Black Rebel Motorcycle Club - Howl
2005 Echo
1. Shuffle Your Feet 2:54
2. Howl 4:21
3. Devil's Waitin' 3:50
4. Ain't No Easy Way 2:36
5. Still Suspicion Holds You Tight 4:24
6. Fault Line 2:57
7. Promise 4:46
8. Weight Of The World 3:41
9. Restless Sinner 3:12
10. Gospel Song 4:31
11. Complicated Situation 2:36
12. Sympathetic Noose 4:17
13. The Line 4:55
14. Open Invitation 3:04
Wiadomości docierające przed premierą "Howl", zapowiadające, że będzie to album akustyczny zagrany na modłę country, były szokujące. TEN zespół nagrywa płytę country? Nie śniło się to nawet sceptykom i przeciwnikom BRMC, zespołu, który jest w bardzo prostej linii spadkobiercą Jesus And Mary Chain. A jednak - "Howl" to stuprocentowa dawka muzyki dzikiego zachodu. Czy wyszło to grupie na dobre? To już sprawa dyskusyjna.

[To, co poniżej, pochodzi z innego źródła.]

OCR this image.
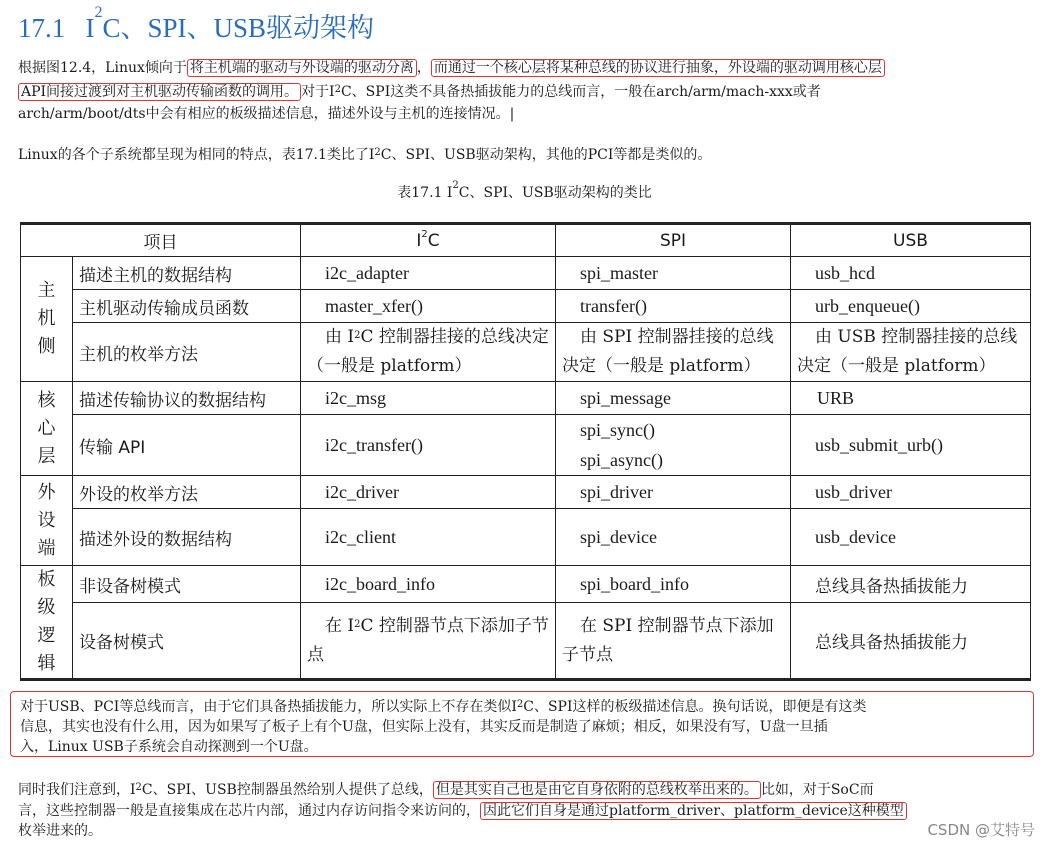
17.1 $I^2C$、SPI、USB驱动架构
根据图12.4，Linux倾向于 将主机端的驱动与外设端的驱动分离 ， 而通过一个核心层将某种总线的协议进行抽象，外设端的驱动调用核心层
API间接过渡到对主机驱动传输函数的调用。 对于$I^2C$、SPI这类不具备热插拔能力的总线而言，一般在arch/arm/mach-xxx或者
arch/arm/boot/dts中会有相应的板级描述信息，描述外设与主机的连接情况。|
Linux的各个子系统都呈现为相同的特点，表17.1类比了$I^2C$、SPI、USB驱动架构，其他的PCI等都是类似的。
表17.1 $I^2C$、SPI、USB驱动架构的类比
项目		$I^2C$	SPI	USB

主
机
侧	描述主机的数据结构	i2c_adapter	spi_master	usb_hcd
	主机驱动传输成员函数	master_xfer()	transfer()	urb_enqueue()
	主机的枚举方法	由 $I^2C$ 控制器挂接的总线决定（一般是 platform）	由 SPI 控制器挂接的总线决定（一般是 platform）	由 USB 控制器挂接的总线决定（一般是 platform）

核
心
层	描述传输协议的数据结构	i2c_msg	spi_message	URB
	传输 API	i2c_transfer()	spi_sync()
spi_async()	usb_submit_urb()

外
设
端	外设的枚举方法	i2c_driver	spi_driver	usb_driver
	描述外设的数据结构	i2c_client	spi_device	usb_device

板
级
逻
辑	非设备树模式	i2c_board_info	spi_board_info	总线具备热插拔能力
	设备树模式	在 $I^2C$ 控制器节点下添加子节点	在 SPI 控制器节点下添加子节点	总线具备热插拔能力
对于USB、PCI等总线而言，由于它们具备热插拔能力，所以实际上不存在类似$I^2C$、SPI这样的板级描述信息。换句话说，即便是有这类
信息，其实也没有什么用，因为如果写了板子上有个U盘，但实际上没有，其实反而是制造了麻烦；相反，如果没有写，U盘一旦插
入，Linux USB子系统会自动探测到一个U盘。
同时我们注意到，$I^2C$、SPI、USB控制器虽然给别人提供了总线， 但是其实自己也是由它自身依附的总线枚举出来的。 比如，对于SoC而
言，这些控制器一般是直接集成在芯片内部，通过内存访问指令来访问的， 因此它们自身是通过platform_driver、platform_device这种模型
枚举进来的。	CSDN @艾特号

Po znakomitym debiucie i fantastycznym "Take Them On Your Own" nadszedł czas na zmiany. No cóż, Jesus And Mary Chain również po n-tej z kolei płycie popadli w schemat, BRMC nie chcą podążać tą ścieżką. "Howl" to rzeczywiście płyta akustyczna, lecz jednocześnie czuć ciężar poprzednich dokonań tego zespołu. Zadziwiające, że tak lekkie i bujające utwory jak "Still Suspicion Holds You Tight" czy "Shuffle Your Feet" potrafią być jednocześnie mroczne i masywne - głównie za sprawą głębokiego basu, którego w tym zespole nigdy nie brakowało. Co tu dużo mówić - ktoś, kto nigdy nie lubił country i tej płyty z pewnością nie polubi. Wspomniany "Shuffle Your Feet" brzmi jak countro-gospelowy kawałek rodem z afroamerykańskiego kościoła, "Devils' Waiting" niebezpiecznie zbliża się do melodii "Mercedes Benz" Janis Joplin a taki "Faul Line" to wręcz sam Kenny Rogers na ganku!

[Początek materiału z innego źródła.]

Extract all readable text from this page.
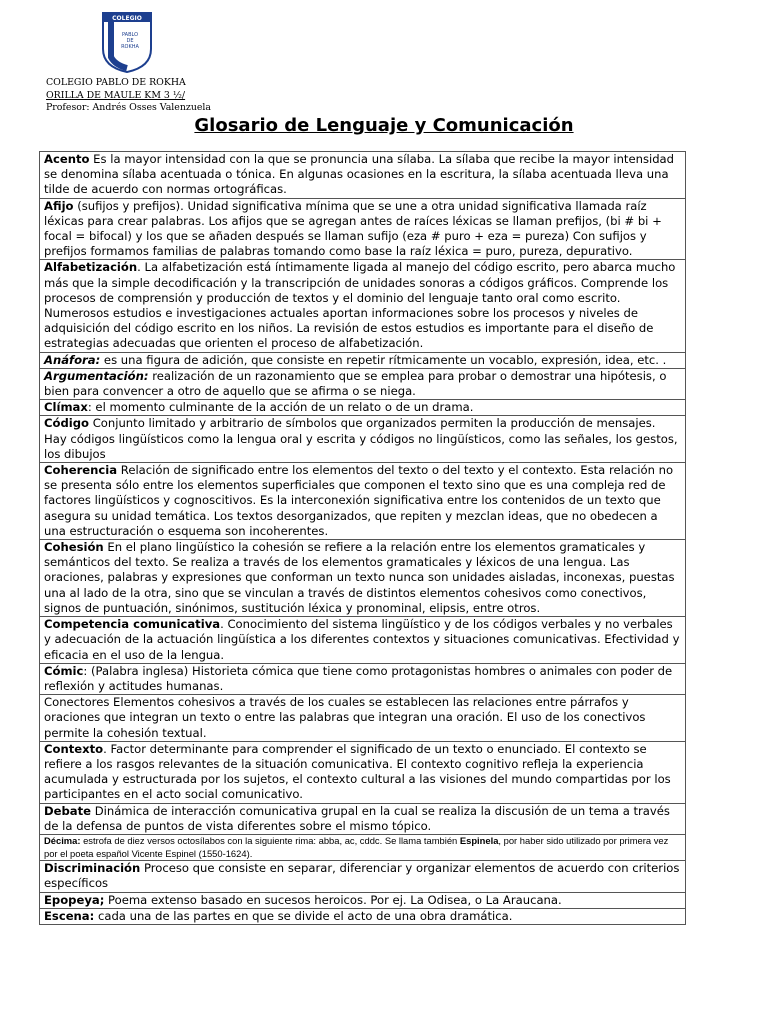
COLEGIO
PABLO
DE
ROKHA
COLEGIO PABLO DE ROKHA
ORILLA DE MAULE KM 3 ½/
Profesor: Andrés Osses Valenzuela
Glosario de Lenguaje y Comunicación
Acento Es la mayor intensidad con la que se pronuncia una sílaba. La sílaba que recibe la mayor intensidad se denomina sílaba acentuada o tónica. En algunas ocasiones en la escritura, la sílaba acentuada lleva una tilde de acuerdo con normas ortográficas.
Afijo (sufijos y prefijos). Unidad significativa mínima que se une a otra unidad significativa llamada raíz léxicas para crear palabras. Los afijos que se agregan antes de raíces léxicas se llaman prefijos, (bi # bi + focal = bifocal) y los que se añaden después se llaman sufijo (eza # puro + eza = pureza) Con sufijos y prefijos formamos familias de palabras tomando como base la raíz léxica = puro, pureza, depurativo.
Alfabetización. La alfabetización está íntimamente ligada al manejo del código escrito, pero abarca mucho más que la simple decodificación y la transcripción de unidades sonoras a códigos gráficos. Comprende los procesos de comprensión y producción de textos y el dominio del lenguaje tanto oral como escrito. Numerosos estudios e investigaciones actuales aportan informaciones sobre los procesos y niveles de adquisición del código escrito en los niños. La revisión de estos estudios es importante para el diseño de estrategias adecuadas que orienten el proceso de alfabetización.
Anáfora: es una figura de adición, que consiste en repetir rítmicamente un vocablo, expresión, idea, etc. .
Argumentación: realización de un razonamiento que se emplea para probar o demostrar una hipótesis, o bien para convencer a otro de aquello que se afirma o se niega.
Clímax: el momento culminante de la acción de un relato o de un drama.
Código Conjunto limitado y arbitrario de símbolos que organizados permiten la producción de mensajes. Hay códigos lingüísticos como la lengua oral y escrita y códigos no lingüísticos, como las señales, los gestos, los dibujos
Coherencia Relación de significado entre los elementos del texto o del texto y el contexto. Esta relación no se presenta sólo entre los elementos superficiales que componen el texto sino que es una compleja red de factores lingüísticos y cognoscitivos. Es la interconexión significativa entre los contenidos de un texto que asegura su unidad temática. Los textos desorganizados, que repiten y mezclan ideas, que no obedecen a una estructuración o esquema son incoherentes.
Cohesión En el plano lingüístico la cohesión se refiere a la relación entre los elementos gramaticales y semánticos del texto. Se realiza a través de los elementos gramaticales y léxicos de una lengua. Las oraciones, palabras y expresiones que conforman un texto nunca son unidades aisladas, inconexas, puestas una al lado de la otra, sino que se vinculan a través de distintos elementos cohesivos como conectivos, signos de puntuación, sinónimos, sustitución léxica y pronominal, elipsis, entre otros.
Competencia comunicativa. Conocimiento del sistema lingüístico y de los códigos verbales y no verbales y adecuación de la actuación lingüística a los diferentes contextos y situaciones comunicativas. Efectividad y eficacia en el uso de la lengua.
Cómic: (Palabra inglesa) Historieta cómica que tiene como protagonistas hombres o animales con poder de reflexión y actitudes humanas.
Conectores Elementos cohesivos a través de los cuales se establecen las relaciones entre párrafos y oraciones que integran un texto o entre las palabras que integran una oración. El uso de los conectivos permite la cohesión textual.
Contexto. Factor determinante para comprender el significado de un texto o enunciado. El contexto se refiere a los rasgos relevantes de la situación comunicativa. El contexto cognitivo refleja la experiencia acumulada y estructurada por los sujetos, el contexto cultural a las visiones del mundo compartidas por los participantes en el acto social comunicativo.
Debate Dinámica de interacción comunicativa grupal en la cual se realiza la discusión de un tema a través de la defensa de puntos de vista diferentes sobre el mismo tópico.
Décima: estrofa de diez versos octosílabos con la siguiente rima: abba, ac, cddc. Se llama también Espinela, por haber sido utilizado por primera vez por el poeta español Vicente Espinel (1550-1624).
Discriminación Proceso que consiste en separar, diferenciar y organizar elementos de acuerdo con criterios específicos
Epopeya; Poema extenso basado en sucesos heroicos. Por ej. La Odisea, o La Araucana.
Escena: cada una de las partes en que se divide el acto de una obra dramática.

Cała masa odwołań do amerykańskiej tradycji soulu, gospel czy country to hołd Black Rebel Motorcycle Club dla wykonawców, którzy kształtowali przed laty amerykańską młodzież. Nagranie takiej płyty to bardzo odważny, ale i niebezpieczny krok. W przypadku White Stripes, którego "Get Behind Me Satan" jest zakorzeniony w podobnej muzyce, takie posunięcie zakończyło się sukcesem. O ile BRMC należą się brawa za odwagę, świetne wykonawstwo i równie dobre piosenki, to ryzyko jakie ponieśli może się niestety obrócić przeciw nim. Na pewno zyskają ogromne uznanie krytyki, ale czy tylko o to chodziło? Nagrywanie płyty na przekór wszystkim i wszystkiemu to postawa z góry skazana na niepowodzenie. Obym się mylił, bo "Howl" z pewnością na to nie zasługuje. [7/10]
Mateusz Rękawek
23.08.2005 r.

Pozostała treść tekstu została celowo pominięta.